Le 17 décembre 2015, Mgr Silvano M. Tomasi, observateur permanent du Saint-Siège auprès de l’Organisation des Nations unies et des autres organisations internationales à Genève, est intervenu lors de la session spéciale du Conseil des droits de l’homme, sur le Burundi. Quatre recommandations du Saint-Siège : empêcher la violence gratuite et le trafic d’armes; faire des efforts de réconciliation, de dialogue et de consolidation de la paix; garantir une médiation impartiale du conflit; et le retour sûr et volontaire des réfugiés.



« Nous devons agir tout de suite pour reconstruire la paix au Burundi ». Mgr Silvano Maria Tomasi, l’observateur permanent du Saint-Siège auprès des agences de l’Onu à Genève a exprimé l’inquiétude du Saint-Siège lors de la session spéciale du Conseil des droits humains des Nations Unies dédiée au Burundi, le 17 décembre 2015.

 

Le pays est en crise depuis avril 2015, après l’annonce de la candidature suivie de la réélection contestée à un troisième mandat présidentiel de Pierre Nkurunziza. Des centaines de personnes ont perdu la vie et certains évoquent des risques de génocide. L’Union africaine a ainsi décidé du déploiement d’une mission de maintien de la paix au Burundi, ce qui a été vivement critiqué ce lundi 21 décembre par les deux chambres du Parlement burundais, réunies en Congrès extraordinaire.

 

La poursuite pour le bien commun, un objectif primaire

 

Dans son intervention, Mgr Tomasi a regretté que « l’exercice des droits humains dans le pays » ne soit pas respecté.
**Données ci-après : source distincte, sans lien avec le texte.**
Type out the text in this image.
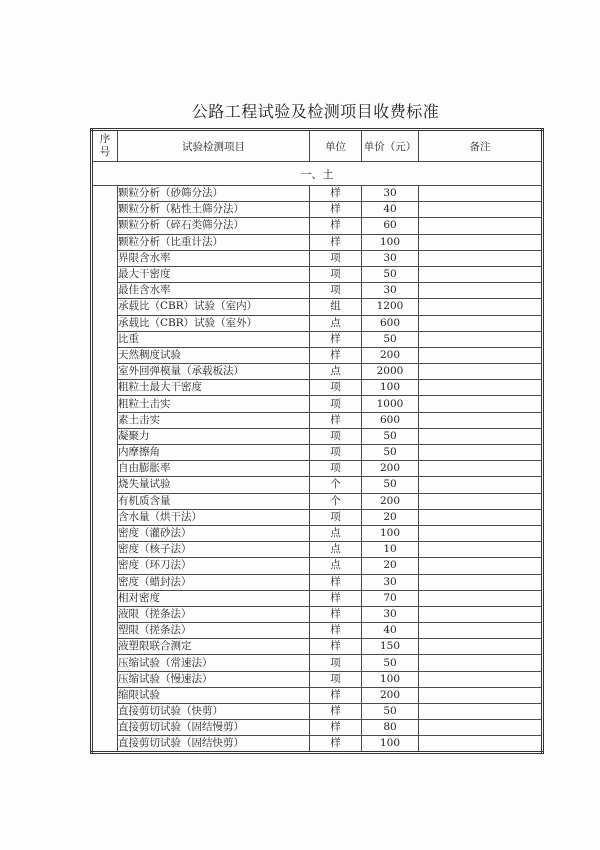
公路工程试验及检测项目收费标准
序
号	试验检测项目	单位	单价（元）	备注
一、土				
	颗粒分析（砂筛分法）	样	30	
	颗粒分析（粘性土筛分法）	样	40	
	颗粒分析（碎石类筛分法）	样	60	
	颗粒分析（比重计法）	样	100	
	界限含水率	项	30	
	最大干密度	项	50	
	最佳含水率	项	30	
	承载比（CBR）试验（室内）	组	1200	
	承载比（CBR）试验（室外）	点	600	
	比重	样	50	
	天然稠度试验	样	200	
	室外回弹模量（承载板法）	点	2000	
	粗粒土最大干密度	项	100	
	粗粒土击实	项	1000	
	素土击实	样	600	
	凝聚力	项	50	
	内摩擦角	项	50	
	自由膨胀率	项	200	
	烧失量试验	个	50	
	有机质含量	个	200	
	含水量（烘干法）	项	20	
	密度（灌砂法）	点	100	
	密度（核子法）	点	10	
	密度（环刀法）	点	20	
	密度（蜡封法）	样	30	
	相对密度	样	70	
	液限（搓条法）	样	30	
	塑限（搓条法）	样	40	
	液塑限联合测定	样	150	
	压缩试验（常速法）	项	50	
	压缩试验（慢速法）	项	100	
	缩限试验	样	200	
	直接剪切试验（快剪）	样	50	
	直接剪切试验（固结慢剪）	样	80	
	直接剪切试验（固结快剪）	样	100	
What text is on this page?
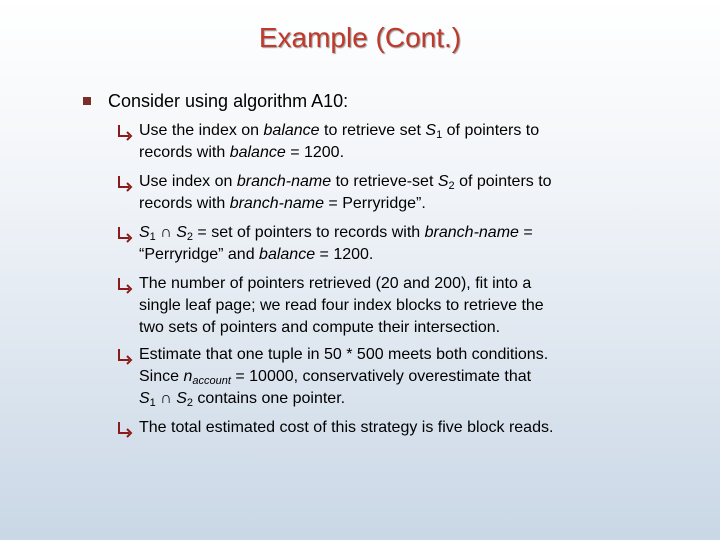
Example (Cont.)
Consider using algorithm A10:
Use the index on balance to retrieve set $S_1$ of pointers to
records with balance = 1200.
Use index on branch-name to retrieve-set $S_2$ of pointers to
records with branch-name = Perryridge”.
$S_1$ ∩ $S_2$ = set of pointers to records with branch-name =
“Perryridge” and balance = 1200.
The number of pointers retrieved (20 and 200), fit into a
single leaf page; we read four index blocks to retrieve the
two sets of pointers and compute their intersection.
Estimate that one tuple in 50 * 500 meets both conditions.
Since $n_{account} = 10000$, conservatively overestimate that
$S_1$ ∩ $S_2$ contains one pointer.
The total estimated cost of this strategy is five block reads.
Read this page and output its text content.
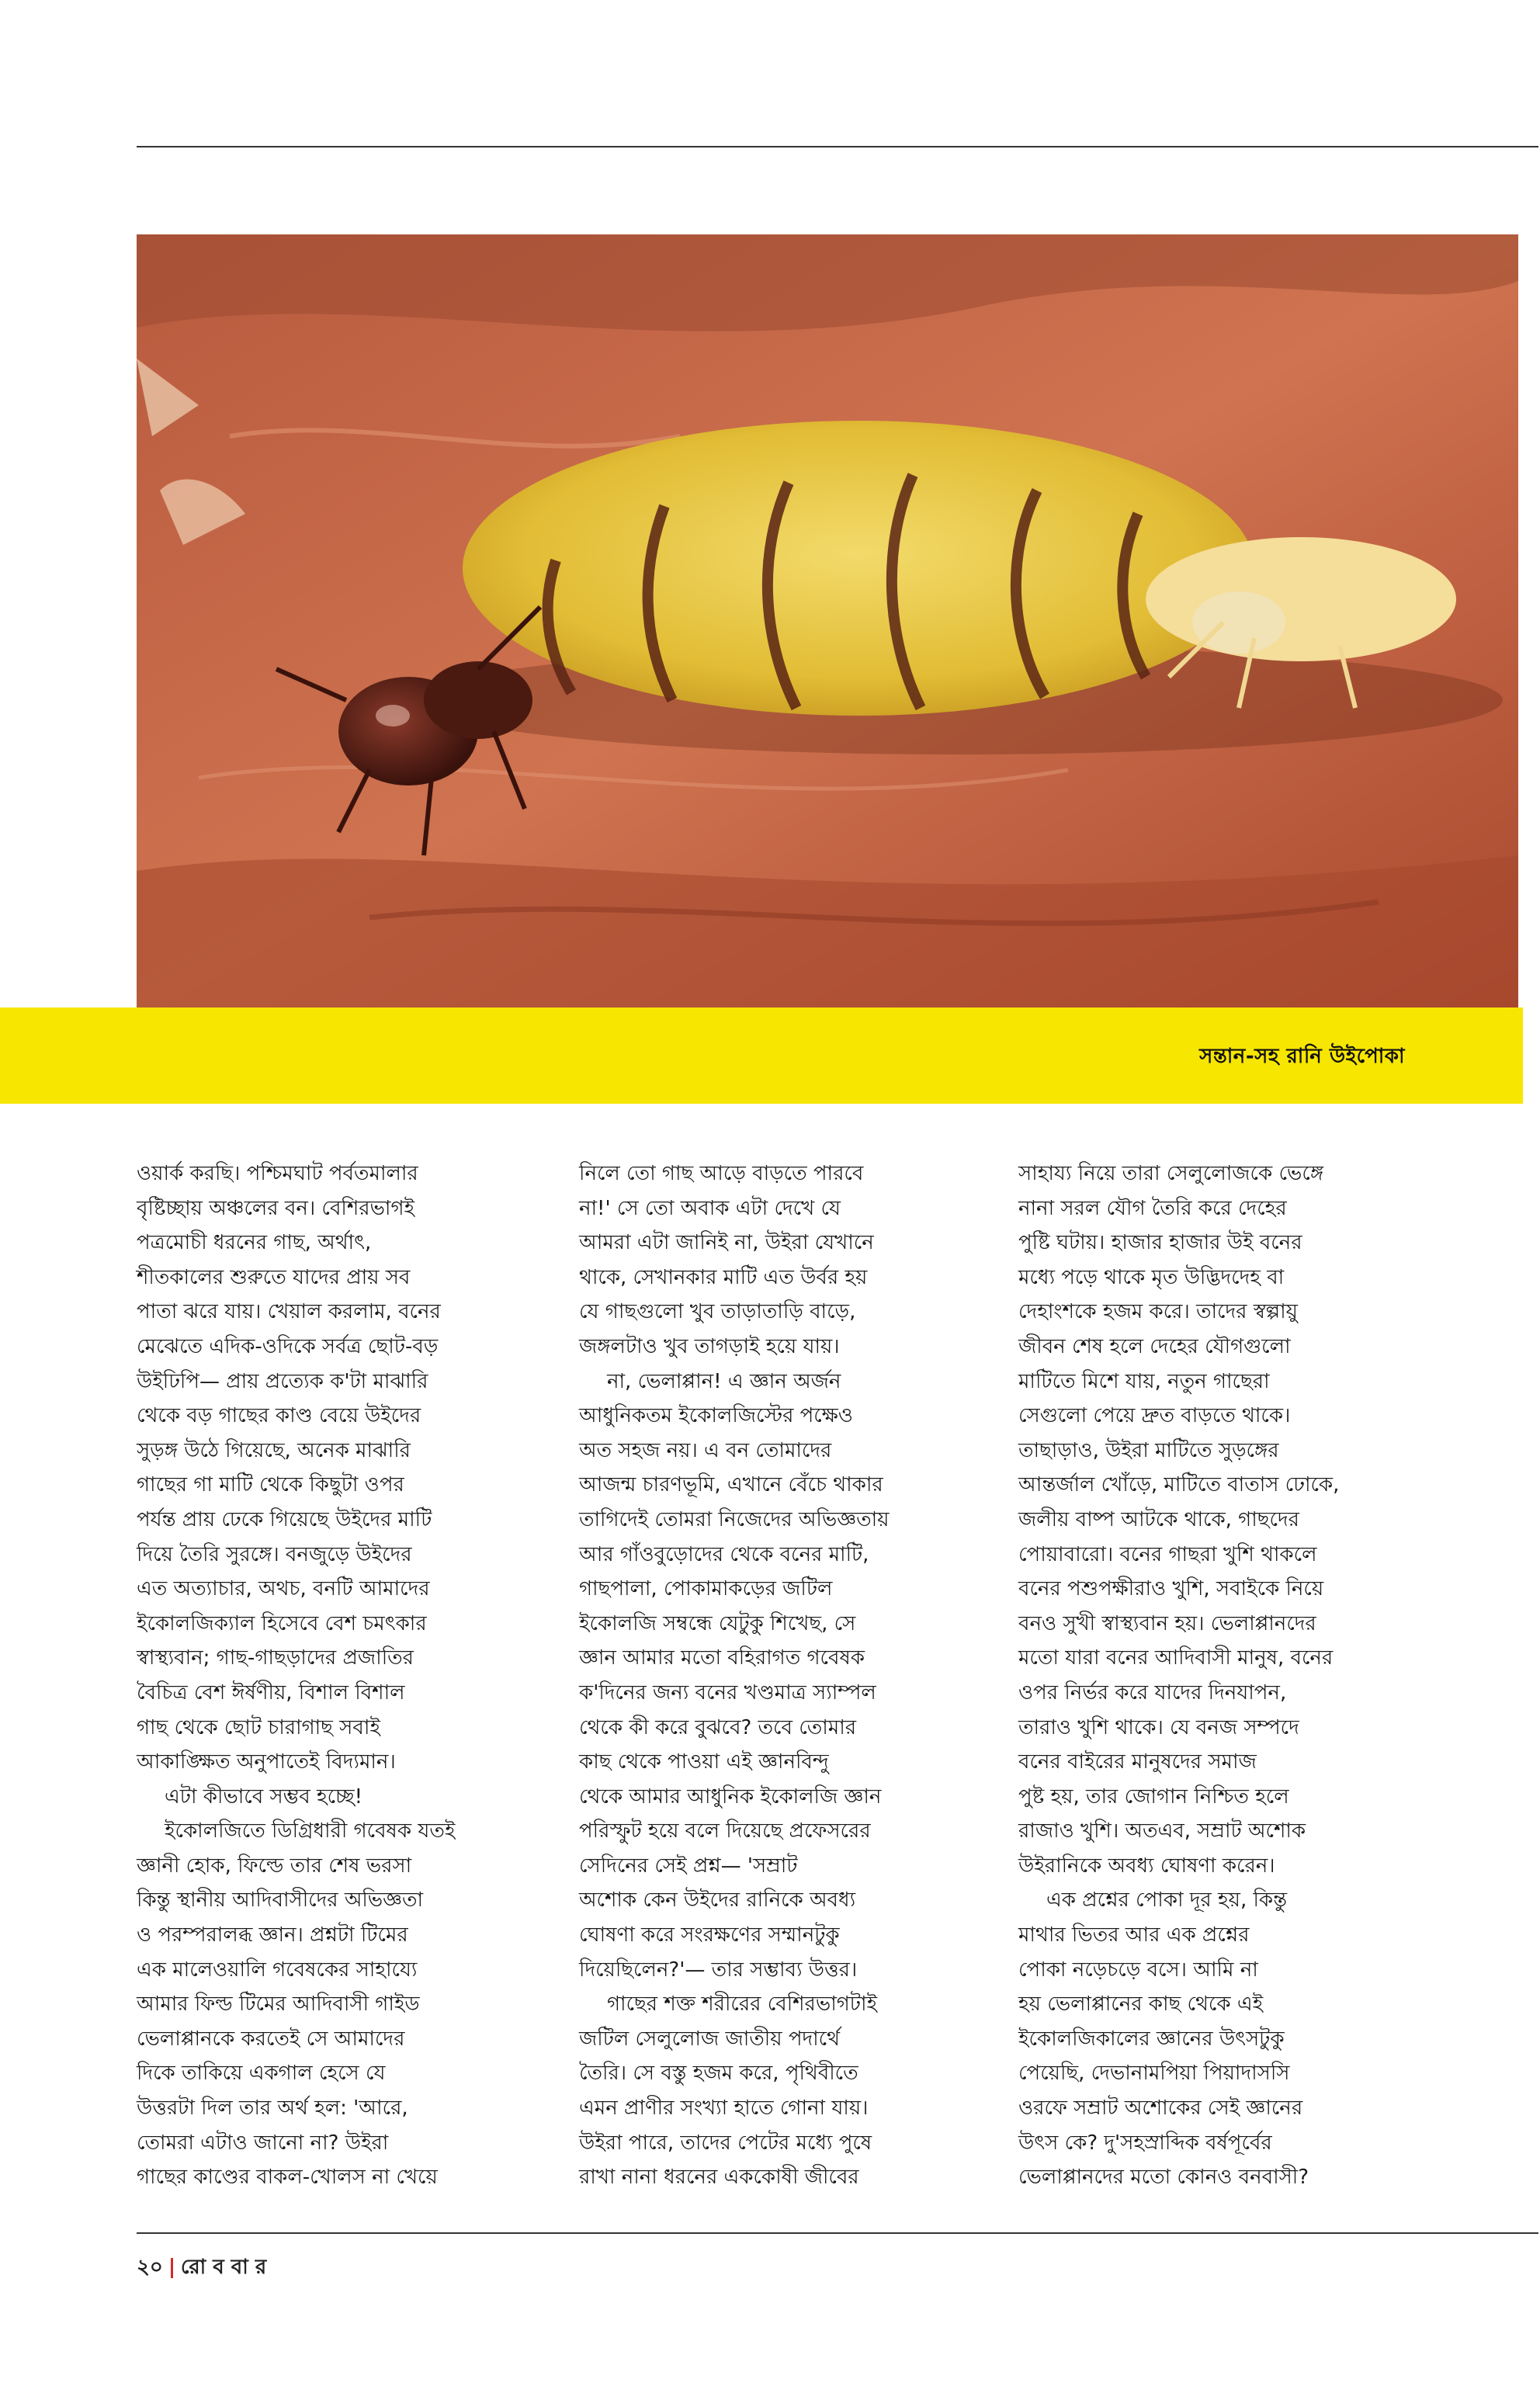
সন্তান-সহ রানি উইপোকা
ওয়ার্ক করছি। পশ্চিমঘাট পর্বতমালার
বৃষ্টিচ্ছায় অঞ্চলের বন। বেশিরভাগই
পত্রমোচী ধরনের গাছ, অর্থাৎ,
শীতকালের শুরুতে যাদের প্রায় সব
পাতা ঝরে যায়। খেয়াল করলাম, বনের
মেঝেতে এদিক-ওদিকে সর্বত্র ছোট-বড়
উইঢিপি— প্রায় প্রত্যেক ক'টা মাঝারি
থেকে বড় গাছের কাণ্ড বেয়ে উইদের
সুড়ঙ্গ উঠে গিয়েছে, অনেক মাঝারি
গাছের গা মাটি থেকে কিছুটা ওপর
পর্যন্ত প্রায় ঢেকে গিয়েছে উইদের মাটি
দিয়ে তৈরি সুরঙ্গে। বনজুড়ে উইদের
এত অত্যাচার, অথচ, বনটি আমাদের
ইকোলজিক্যাল হিসেবে বেশ চমৎকার
স্বাস্থ্যবান; গাছ-গাছড়াদের প্রজাতির
বৈচিত্র বেশ ঈর্ষণীয়, বিশাল বিশাল
গাছ থেকে ছোট চারাগাছ সবাই
আকাঙ্ক্ষিত অনুপাতেই বিদ্যমান।
এটা কীভাবে সম্ভব হচ্ছে!
ইকোলজিতে ডিগ্রিধারী গবেষক যতই
জ্ঞানী হোক, ফিল্ডে তার শেষ ভরসা
কিন্তু স্থানীয় আদিবাসীদের অভিজ্ঞতা
ও পরম্পরালব্ধ জ্ঞান। প্রশ্নটা টিমের
এক মালেওয়ালি গবেষকের সাহায্যে
আমার ফিল্ড টিমের আদিবাসী গাইড
ভেলাপ্পানকে করতেই সে আমাদের
দিকে তাকিয়ে একগাল হেসে যে
উত্তরটা দিল তার অর্থ হল: 'আরে,
তোমরা এটাও জানো না? উইরা
গাছের কাণ্ডের বাকল-খোলস না খেয়ে
নিলে তো গাছ আড়ে বাড়তে পারবে
না!' সে তো অবাক এটা দেখে যে
আমরা এটা জানিই না, উইরা যেখানে
থাকে, সেখানকার মাটি এত উর্বর হয়
যে গাছগুলো খুব তাড়াতাড়ি বাড়ে,
জঙ্গলটাও খুব তাগড়াই হয়ে যায়।
না, ভেলাপ্পান! এ জ্ঞান অর্জন
আধুনিকতম ইকোলজিস্টের পক্ষেও
অত সহজ নয়। এ বন তোমাদের
আজন্ম চারণভূমি, এখানে বেঁচে থাকার
তাগিদেই তোমরা নিজেদের অভিজ্ঞতায়
আর গাঁওবুড়োদের থেকে বনের মাটি,
গাছপালা, পোকামাকড়ের জটিল
ইকোলজি সম্বন্ধে যেটুকু শিখেছ, সে
জ্ঞান আমার মতো বহিরাগত গবেষক
ক'দিনের জন্য বনের খণ্ডমাত্র স্যাম্পল
থেকে কী করে বুঝবে? তবে তোমার
কাছ থেকে পাওয়া এই জ্ঞানবিন্দু
থেকে আমার আধুনিক ইকোলজি জ্ঞান
পরিস্ফুট হয়ে বলে দিয়েছে প্রফেসরের
সেদিনের সেই প্রশ্ন— 'সম্রাট
অশোক কেন উইদের রানিকে অবধ্য
ঘোষণা করে সংরক্ষণের সম্মানটুকু
দিয়েছিলেন?'— তার সম্ভাব্য উত্তর।
গাছের শক্ত শরীরের বেশিরভাগটাই
জটিল সেলুলোজ জাতীয় পদার্থে
তৈরি। সে বস্তু হজম করে, পৃথিবীতে
এমন প্রাণীর সংখ্যা হাতে গোনা যায়।
উইরা পারে, তাদের পেটের মধ্যে পুষে
রাখা নানা ধরনের এককোষী জীবের
সাহায্য নিয়ে তারা সেলুলোজকে ভেঙ্গে
নানা সরল যৌগ তৈরি করে দেহের
পুষ্টি ঘটায়। হাজার হাজার উই বনের
মধ্যে পড়ে থাকে মৃত উদ্ভিদদেহ বা
দেহাংশকে হজম করে। তাদের স্বল্পায়ু
জীবন শেষ হলে দেহের যৌগগুলো
মাটিতে মিশে যায়, নতুন গাছেরা
সেগুলো পেয়ে দ্রুত বাড়তে থাকে।
তাছাড়াও, উইরা মাটিতে সুড়ঙ্গের
আন্তর্জাল খোঁড়ে, মাটিতে বাতাস ঢোকে,
জলীয় বাষ্প আটকে থাকে, গাছদের
পোয়াবারো। বনের গাছরা খুশি থাকলে
বনের পশুপক্ষীরাও খুশি, সবাইকে নিয়ে
বনও সুখী স্বাস্থ্যবান হয়। ভেলাপ্পানদের
মতো যারা বনের আদিবাসী মানুষ, বনের
ওপর নির্ভর করে যাদের দিনযাপন,
তারাও খুশি থাকে। যে বনজ সম্পদে
বনের বাইরের মানুষদের সমাজ
পুষ্ট হয়, তার জোগান নিশ্চিত হলে
রাজাও খুশি। অতএব, সম্রাট অশোক
উইরানিকে অবধ্য ঘোষণা করেন।
এক প্রশ্নের পোকা দূর হয়, কিন্তু
মাথার ভিতর আর এক প্রশ্নের
পোকা নড়েচড়ে বসে। আমি না
হয় ভেলাপ্পানের কাছ থেকে এই
ইকোলজিকালের জ্ঞানের উৎসটুকু
পেয়েছি, দেভানামপিয়া পিয়াদাসসি
ওরফে সম্রাট অশোকের সেই জ্ঞানের
উৎস কে? দু'সহস্রাব্দিক বর্ষপূর্বের
ভেলাপ্পানদের মতো কোনও বনবাসী?
২০ রো ব বা র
Il souhaite que le Conseil de l’Onu puisse « agir immédiatement pour mettre en acte les efforts internationaux qui garantissent la fin de la violence effrénée et préviennent le trafic d’armes ».

 

Il demande également « des actions efficaces, objectives, ouvertes et transparentes en faveur de la réconciliation, du dialogue et de la construction pour la paix, ainsi qu’une médiation impartiale dans ce conflit pour rétablir le processus démocratique en incluant tous les secteurs de la population ». « Il sera nécessaire, souligne l’observateur permanent du Saint-Siège, d’établir les conditions qui permettront d’instaurer la sécurité et le retour spontané des réfugiés burundais dans leur patrie. »

 

À la fin de sa déclaration, le prélat rappelle ce qui a été dit par le Pape François en Afrique et en particulier dans son discours du 25 novembre dernier aux autorités kenyanes : « Dans le but de construire un ordre démocratique solide, de renforcer la cohésion et l’intégration, la tolérance et le respect des autres, la poursuite pour le bien commun doit être un objectif primaire. L’expérience prouve que la violence, le conflit et le terrorisme s’alimentent avec la peur, le manque de confiance et le désespoir qui naissent de la pauvreté et de la frustration ».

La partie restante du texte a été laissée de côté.